Ocean thermal energy plant power moves a step closer in Cayman

Plans for a floating power plant that will harness solar energy stored in Cayman’s coastal waters are moving forward following the completion of an environmental impact study.

The owners of OTEC Cayman Ltd., told the Cayman Compass their consultants have completed the required environmental studies, which will be submitted to the Environmental Assessment Board in the coming weeks. OTEC Cayman is also pursuing multiple projects in the Bahamas.

A series of public meetings are expected in the summer as the company seeks approval for the pioneering project ahead of a 36-month construction process.

Derek Dyson, secretary for OTEC Cayman, said, “We are confident we have done everything that has been asked of us from a regulatory perspective. Hopefully, they will see it the same way and give us the green light.”

The company signed a power purchase agreement with the Caribbean Utilities Company last year for 6.25 megawatts of energy.

In the long term, they believe the floating power plant, connected to a shoreside facility by underwater cables, could be scaled up to provide up to 25 megawatts – around a quarter of Cayman’s peak power requirements.

Ocean thermal energy conversion has come along way since the first plant in Nauru in 1981 and second on the island of Hawai’i in 1993. works by exploiting the temperature difference between the warm surface water and cold water piped from 4,000 feet below the surface, to power ammonia-driven steam turbines to create electricity.

The company plans to station a power platform off North Side, linked to a shoreside substation that connects to the national grid.

OTEC believes the Cayman Islands is an “optimal location” because of the steep drop-off in depth that allows access to both warm surface waters and the cooler water found at depth close to shore.

The technology has been around for some time and has undergone successful trials in China and Hawaii, but the Cayman project would be the first utility-scale commercial application of the technology.

Eileen O’Rourke, president of Baltimore-based OTEC International LLC, said, “There is nothing magical about the process, but there are significant challenges, which are really about good design engineering and innovation to optimize the performance of the plant. We have a large portfolio of patents which are essentially about getting the best performance from this established system in the unique conditions that OTEC requires.”

According to OTEC’s principles, its consultants, Hawaii-based North Shore Consultants LLC and U.S.-based Cardno ENTRIX, have sought to address public concerns, highlighted in the scoping process of the environmental impact assessment, including the visual impact of the power plant, the environmental threats posed by ammonia and the ability to withstand hurricanes.

Barry Cole, director of technology and development for the firm, said the visual impact would be equivalent to a medium-sized fishing boat.

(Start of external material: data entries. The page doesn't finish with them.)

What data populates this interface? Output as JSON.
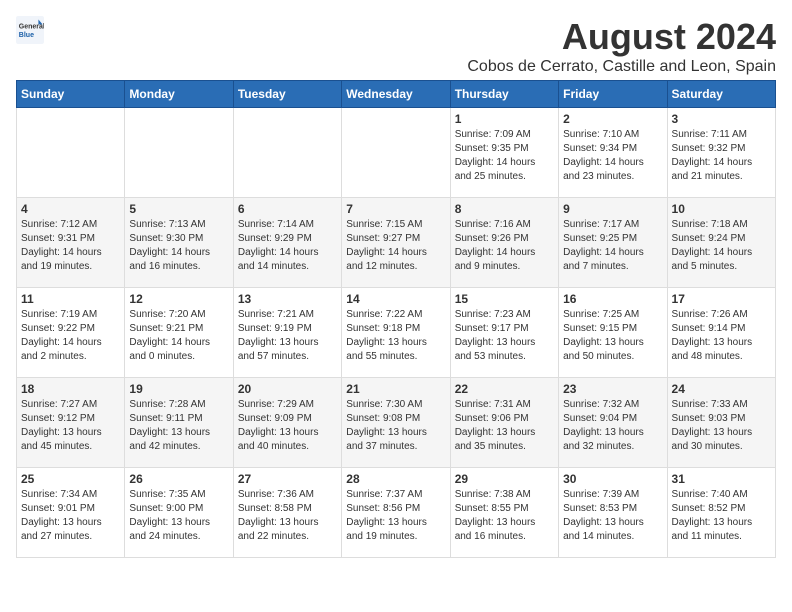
{
  "logo": {
    "general": "General",
    "blue": "Blue"
  },
  "header": {
    "title": "August 2024",
    "subtitle": "Cobos de Cerrato, Castille and Leon, Spain"
  },
  "weekdays": [
    "Sunday",
    "Monday",
    "Tuesday",
    "Wednesday",
    "Thursday",
    "Friday",
    "Saturday"
  ],
  "weeks": [
    [
      {
        "day": "",
        "content": ""
      },
      {
        "day": "",
        "content": ""
      },
      {
        "day": "",
        "content": ""
      },
      {
        "day": "",
        "content": ""
      },
      {
        "day": "1",
        "content": "Sunrise: 7:09 AM\nSunset: 9:35 PM\nDaylight: 14 hours\nand 25 minutes."
      },
      {
        "day": "2",
        "content": "Sunrise: 7:10 AM\nSunset: 9:34 PM\nDaylight: 14 hours\nand 23 minutes."
      },
      {
        "day": "3",
        "content": "Sunrise: 7:11 AM\nSunset: 9:32 PM\nDaylight: 14 hours\nand 21 minutes."
      }
    ],
    [
      {
        "day": "4",
        "content": "Sunrise: 7:12 AM\nSunset: 9:31 PM\nDaylight: 14 hours\nand 19 minutes."
      },
      {
        "day": "5",
        "content": "Sunrise: 7:13 AM\nSunset: 9:30 PM\nDaylight: 14 hours\nand 16 minutes."
      },
      {
        "day": "6",
        "content": "Sunrise: 7:14 AM\nSunset: 9:29 PM\nDaylight: 14 hours\nand 14 minutes."
      },
      {
        "day": "7",
        "content": "Sunrise: 7:15 AM\nSunset: 9:27 PM\nDaylight: 14 hours\nand 12 minutes."
      },
      {
        "day": "8",
        "content": "Sunrise: 7:16 AM\nSunset: 9:26 PM\nDaylight: 14 hours\nand 9 minutes."
      },
      {
        "day": "9",
        "content": "Sunrise: 7:17 AM\nSunset: 9:25 PM\nDaylight: 14 hours\nand 7 minutes."
      },
      {
        "day": "10",
        "content": "Sunrise: 7:18 AM\nSunset: 9:24 PM\nDaylight: 14 hours\nand 5 minutes."
      }
    ],
    [
      {
        "day": "11",
        "content": "Sunrise: 7:19 AM\nSunset: 9:22 PM\nDaylight: 14 hours\nand 2 minutes."
      },
      {
        "day": "12",
        "content": "Sunrise: 7:20 AM\nSunset: 9:21 PM\nDaylight: 14 hours\nand 0 minutes."
      },
      {
        "day": "13",
        "content": "Sunrise: 7:21 AM\nSunset: 9:19 PM\nDaylight: 13 hours\nand 57 minutes."
      },
      {
        "day": "14",
        "content": "Sunrise: 7:22 AM\nSunset: 9:18 PM\nDaylight: 13 hours\nand 55 minutes."
      },
      {
        "day": "15",
        "content": "Sunrise: 7:23 AM\nSunset: 9:17 PM\nDaylight: 13 hours\nand 53 minutes."
      },
      {
        "day": "16",
        "content": "Sunrise: 7:25 AM\nSunset: 9:15 PM\nDaylight: 13 hours\nand 50 minutes."
      },
      {
        "day": "17",
        "content": "Sunrise: 7:26 AM\nSunset: 9:14 PM\nDaylight: 13 hours\nand 48 minutes."
      }
    ],
    [
      {
        "day": "18",
        "content": "Sunrise: 7:27 AM\nSunset: 9:12 PM\nDaylight: 13 hours\nand 45 minutes."
      },
      {
        "day": "19",
        "content": "Sunrise: 7:28 AM\nSunset: 9:11 PM\nDaylight: 13 hours\nand 42 minutes."
      },
      {
        "day": "20",
        "content": "Sunrise: 7:29 AM\nSunset: 9:09 PM\nDaylight: 13 hours\nand 40 minutes."
      },
      {
        "day": "21",
        "content": "Sunrise: 7:30 AM\nSunset: 9:08 PM\nDaylight: 13 hours\nand 37 minutes."
      },
      {
        "day": "22",
        "content": "Sunrise: 7:31 AM\nSunset: 9:06 PM\nDaylight: 13 hours\nand 35 minutes."
      },
      {
        "day": "23",
        "content": "Sunrise: 7:32 AM\nSunset: 9:04 PM\nDaylight: 13 hours\nand 32 minutes."
      },
      {
        "day": "24",
        "content": "Sunrise: 7:33 AM\nSunset: 9:03 PM\nDaylight: 13 hours\nand 30 minutes."
      }
    ],
    [
      {
        "day": "25",
        "content": "Sunrise: 7:34 AM\nSunset: 9:01 PM\nDaylight: 13 hours\nand 27 minutes."
      },
      {
        "day": "26",
        "content": "Sunrise: 7:35 AM\nSunset: 9:00 PM\nDaylight: 13 hours\nand 24 minutes."
      },
      {
        "day": "27",
        "content": "Sunrise: 7:36 AM\nSunset: 8:58 PM\nDaylight: 13 hours\nand 22 minutes."
      },
      {
        "day": "28",
        "content": "Sunrise: 7:37 AM\nSunset: 8:56 PM\nDaylight: 13 hours\nand 19 minutes."
      },
      {
        "day": "29",
        "content": "Sunrise: 7:38 AM\nSunset: 8:55 PM\nDaylight: 13 hours\nand 16 minutes."
      },
      {
        "day": "30",
        "content": "Sunrise: 7:39 AM\nSunset: 8:53 PM\nDaylight: 13 hours\nand 14 minutes."
      },
      {
        "day": "31",
        "content": "Sunrise: 7:40 AM\nSunset: 8:52 PM\nDaylight: 13 hours\nand 11 minutes."
      }
    ]
  ]
}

He said the power platform was designed to withstand the most severe hurricanes that had impacted the Cayman Islands and could be shut down in advance of a storm, if necessary. He said the procedures for handling ammonia meet international safety standards and contain contingency plans to prevent or mitigate the impact of potential leaks.

Ultimately, the plant would seek to employ 12 people, working in shifts, as well as some shoreside support staff.

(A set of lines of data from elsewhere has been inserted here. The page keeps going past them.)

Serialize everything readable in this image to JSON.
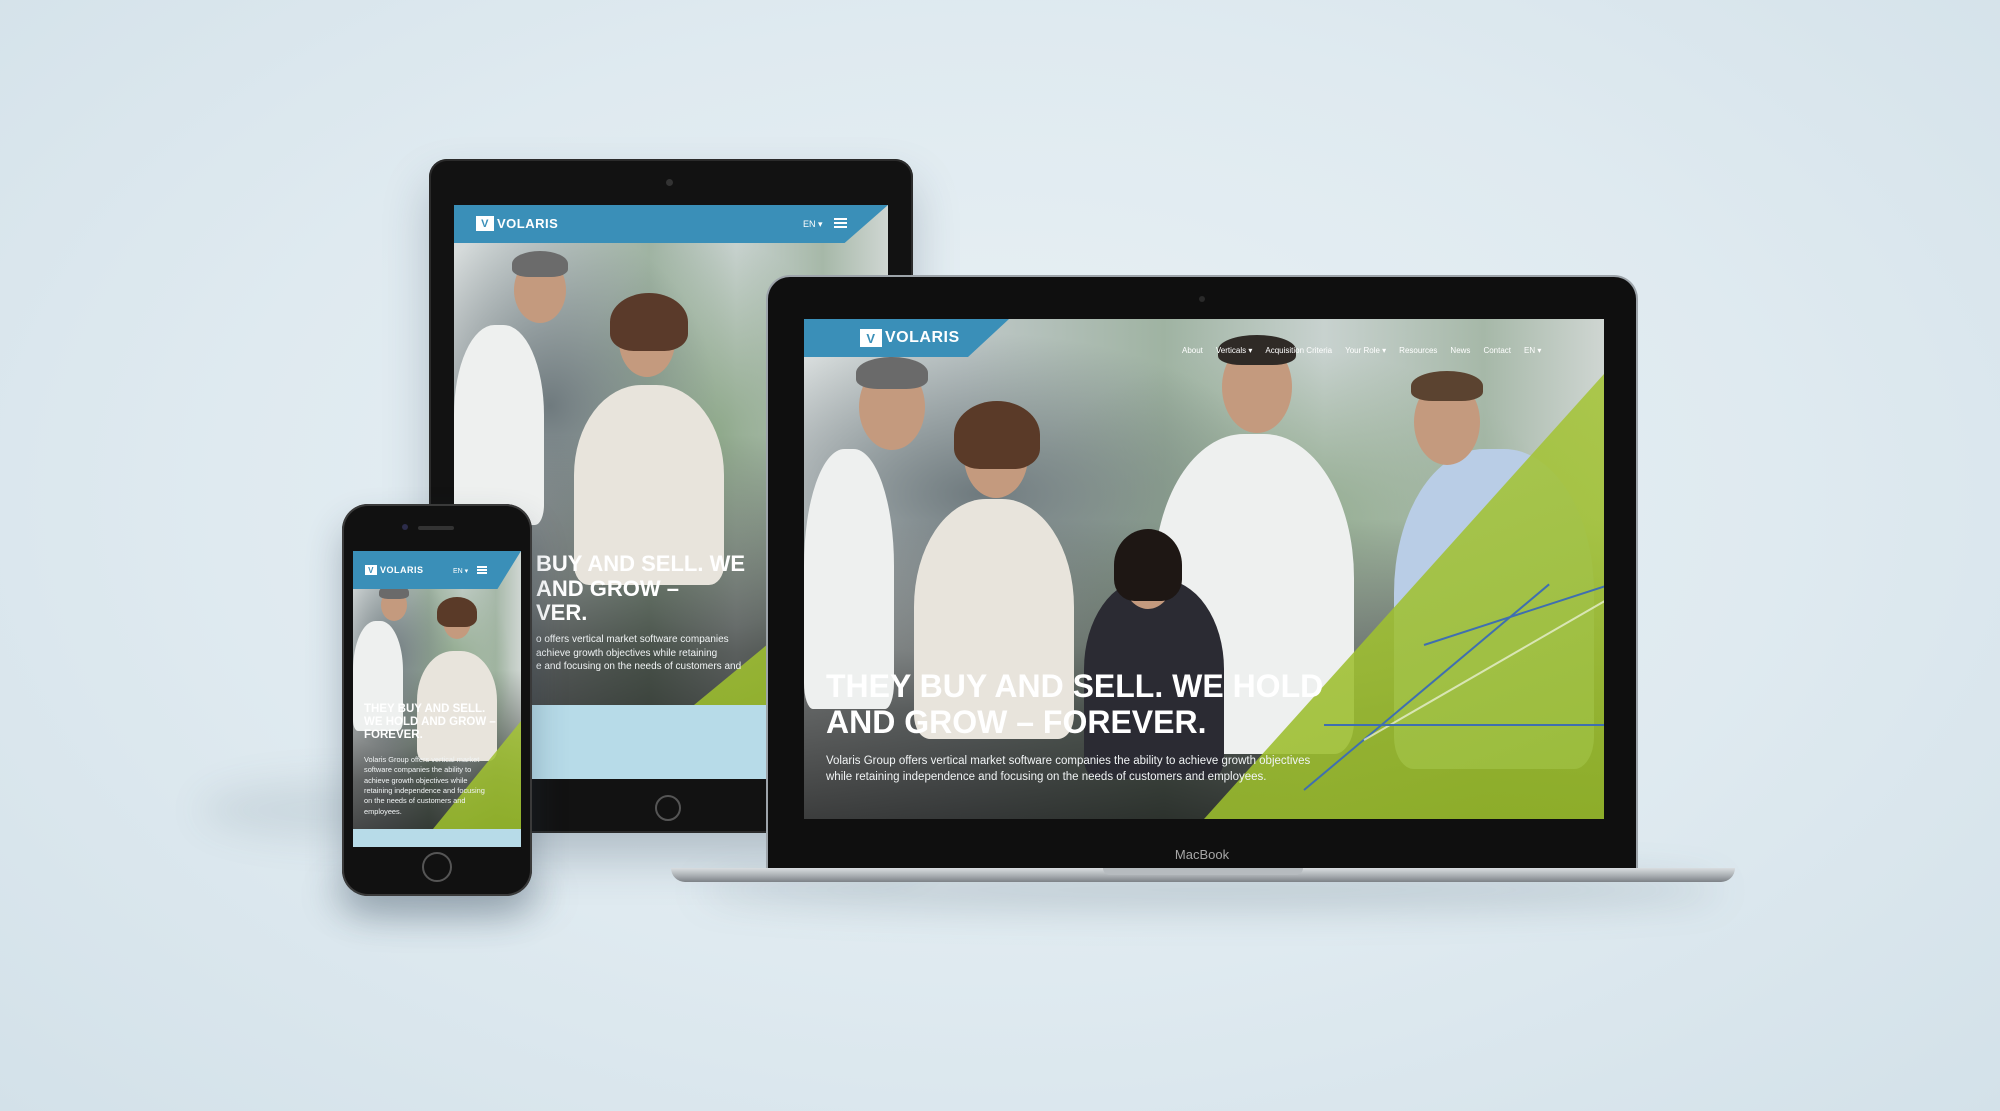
{
  "brand": {
    "logo_text": "VOLARIS",
    "accent": "#3a8fb8",
    "green": "#a8c43c"
  },
  "laptop": {
    "label": "MacBook",
    "nav": [
      {
        "label": "About"
      },
      {
        "label": "Verticals ▾"
      },
      {
        "label": "Acquisition Criteria"
      },
      {
        "label": "Your Role ▾"
      },
      {
        "label": "Resources"
      },
      {
        "label": "News"
      },
      {
        "label": "Contact"
      },
      {
        "label": "EN ▾"
      }
    ],
    "hero_title_line1": "THEY BUY AND SELL. WE HOLD",
    "hero_title_line2": "AND GROW – FOREVER.",
    "hero_desc_line1": "Volaris Group offers vertical market software companies the ability to achieve growth objectives",
    "hero_desc_line2": "while retaining independence and focusing on the needs of customers and employees."
  },
  "tablet": {
    "lang": "EN ▾",
    "hero_title_line1": "BUY AND SELL. WE",
    "hero_title_line2": "AND GROW –",
    "hero_title_line3": "VER.",
    "hero_desc_line1": "o offers vertical market software companies",
    "hero_desc_line2": "achieve growth objectives while retaining",
    "hero_desc_line3": "e and focusing on the needs of customers and"
  },
  "phone": {
    "lang": "EN ▾",
    "hero_title_line1": "THEY BUY AND SELL.",
    "hero_title_line2": "WE HOLD AND GROW –",
    "hero_title_line3": "FOREVER.",
    "hero_desc_line1": "Volaris Group offers vertical market",
    "hero_desc_line2": "software companies the ability to",
    "hero_desc_line3": "achieve growth objectives while",
    "hero_desc_line4": "retaining independence and focusing",
    "hero_desc_line5": "on the needs of customers and",
    "hero_desc_line6": "employees."
  }
}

Mr. Dyson said the Kilowatt hour price to CUC would be comparable to diesel and solar. OTEC says the facility will be able to supply power 24 hours a day, 365 days a year, potentially making it more reliable than more traditional renewable energy sources such as wind and solar.

The platform and pipes will be constructed in the U.S. and shipped to Cayman.

Amid uncertainty about the length of the regulatory and approvals processes, the company is cautious about making predictions, though they believe the first OTEC-powered light switch could be turned on within five years.

Mr. Dyson said, “We need about 36 months after the approvals are received, the process approved and financial closing to build the plant, bring it here and do performance testing, and start the commercial operation and connect it into the grid.”